Ernestine et Marthe ne tarderaient sans doute guère à en faire autant. Que deviendrait maman en se retrouvant avec seulement huit enfants ? Et que serait-ce le jour où nous serions tous mariés ? Pauvre maman, pensions-nous.  » Ce livre fait suite à Treize à la douzaine, et raconte la vie de famille Gilbreth après la mort du père. Les turbulents enfants ont grandi, et les filles sont désormais en âge de se marier…

 

Éditeur : Hachette

Année d’édition : 2000

Langue : Française

Nombre de pages : 221

 

Avis (très) personnel :

J’ai lu ce livre, il y a un ou deux ans, je crois. Dès que j’ai su que Treize à la douzaine avait une suite, il me le fallait absolument !Je l’ai rapidement lu. Constat : j’ai été assez déçue de ma lecture. Peut-être avais-je trop en tête le premier tome… Puis, lors de ce week-end de Noël, j’ai eu envie de le relire, voir si je pouvais davantage l’apprécier que ma première lecture.

L’histoire de Treize à la douzaine se termine par la mort du père, Frank Gilbreth. Dans Six filles à marier, les narrateurs nous racontent ce qui s’est passé ensuite, la façon dont la mère et ses douze enfants se sont débrouillés sans cette forte présence paternelle, ainsi que l’évolution des enfants (du moins des aînées) dans le temps. En effet, à la fin du livre, la majorité de ces douze enfants ont tous eu au moins un enfant.

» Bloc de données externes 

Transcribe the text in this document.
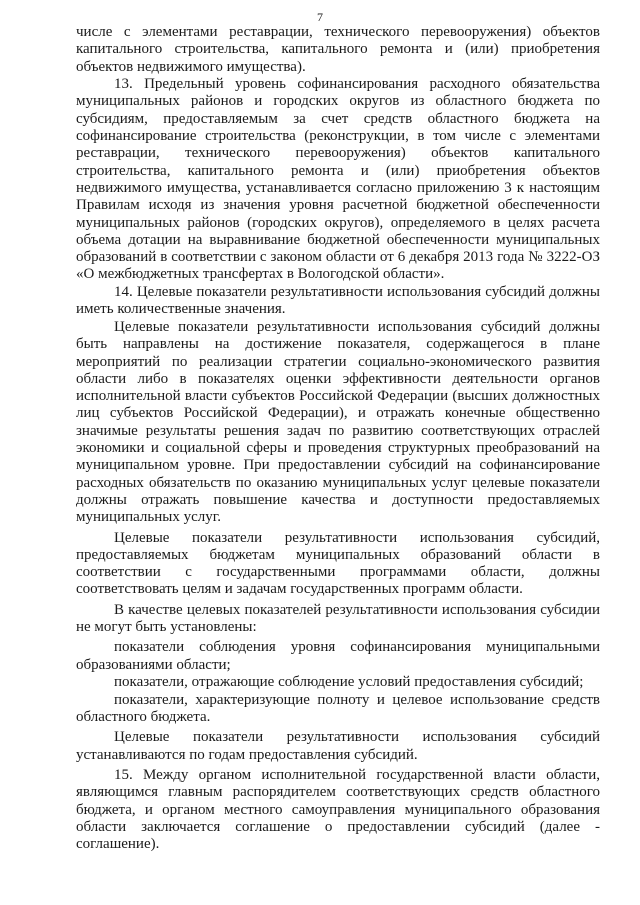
7

числе с элементами реставрации, технического перевооружения) объектов капитального строительства, капитального ремонта и (или) приобретения объектов недвижимого имущества).

13. Предельный уровень софинансирования расходного обязательства муниципальных районов и городских округов из областного бюджета по субсидиям, предоставляемым за счет средств областного бюджета на софинансирование строительства (реконструкции, в том числе с элементами реставрации, технического перевооружения) объектов капитального строительства, капитального ремонта и (или) приобретения объектов недвижимого имущества, устанавливается согласно приложению 3 к настоящим Правилам исходя из значения уровня расчетной бюджетной обеспеченности муниципальных районов (городских округов), определяемого в целях расчета объема дотации на выравнивание бюджетной обеспеченности муниципальных образований в соответствии с законом области от 6 декабря 2013 года № 3222-ОЗ «О межбюджетных трансфертах в Вологодской области».

14. Целевые показатели результативности использования субсидий должны иметь количественные значения.

Целевые показатели результативности использования субсидий должны быть направлены на достижение показателя, содержащегося в плане мероприятий по реализации стратегии социально-экономического развития области либо в показателях оценки эффективности деятельности органов исполнительной власти субъектов Российской Федерации (высших должностных лиц субъектов Российской Федерации), и отражать конечные общественно значимые результаты решения задач по развитию соответствующих отраслей экономики и социальной сферы и проведения структурных преобразований на муниципальном уровне. При предоставлении субсидий на софинансирование расходных обязательств по оказанию муниципальных услуг целевые показатели должны отражать повышение качества и доступности предоставляемых муниципальных услуг.

Целевые показатели результативности использования субсидий, предоставляемых бюджетам муниципальных образований области в соответствии с государственными программами области, должны соответствовать целям и задачам государственных программ области.

В качестве целевых показателей результативности использования субсидии не могут быть установлены:

показатели соблюдения уровня софинансирования муниципальными образованиями области;

показатели, отражающие соблюдение условий предоставления субсидий;

показатели, характеризующие полноту и целевое использование средств областного бюджета.

Целевые показатели результативности использования субсидий устанавливаются по годам предоставления субсидий.

15. Между органом исполнительной государственной власти области, являющимся главным распорядителем соответствующих средств областного бюджета, и органом местного самоуправления муниципального образования области заключается соглашение о предоставлении субсидий (далее - соглашение).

Chaque chapitre correspond à une aventure qui leur ait arrivé : se débrouiller tout seul, car leur mère devait remplacer le père dans des conférences ; une aventure qui est arrivé à Tom, leur homme à tout faire ; le premier Noël sans leur père ; le trajet pour aller à Washington afin de rencontrer le président ; etc.

Il y a certaines parties que j’ai bien aimées, comme lorsqu’Anne présente son prétendant à sa famille, ou le dernier chapitre lors du baptême des trois petits-enfants. J’adore tous ces enfants aussi, qui essaient de se débrouiller, de faire des économies, de faire plaisir à leur maman.

J’ai bien apprécie cette relecture, bien que ma préférence va malgré tout à Treize à la douzaine ! Je le trouvais plus amusant, et puis, il faut le dire, j’aimais beaucoup leur papa ^^

Ca m’a donné envie de regarder les adaptations cinématographiques de ces deux livres ! Pas les réalisations de Shawn Levy (je n’ai vu que le premier, et je trouve que ça ne ressemble pas du tout au livre, outre le fait qu’il y ait douze enfants…), mais celles de Walter Lang, en 1950 (Treize à la douzaine) et de Henri Levin, en 1952 (Six filles à marier).

 

Citations :

« Tout changea le jour où mourut notre père. Rien ne pouvait plus épouvanter maman désormais, car elle comprenait que cette mort était la seule chose qu’elle avait au fond toujours redoutée. A présent que le malheur était arrivé, aucune larme, aucune crainte n’y pouvait rien changer. »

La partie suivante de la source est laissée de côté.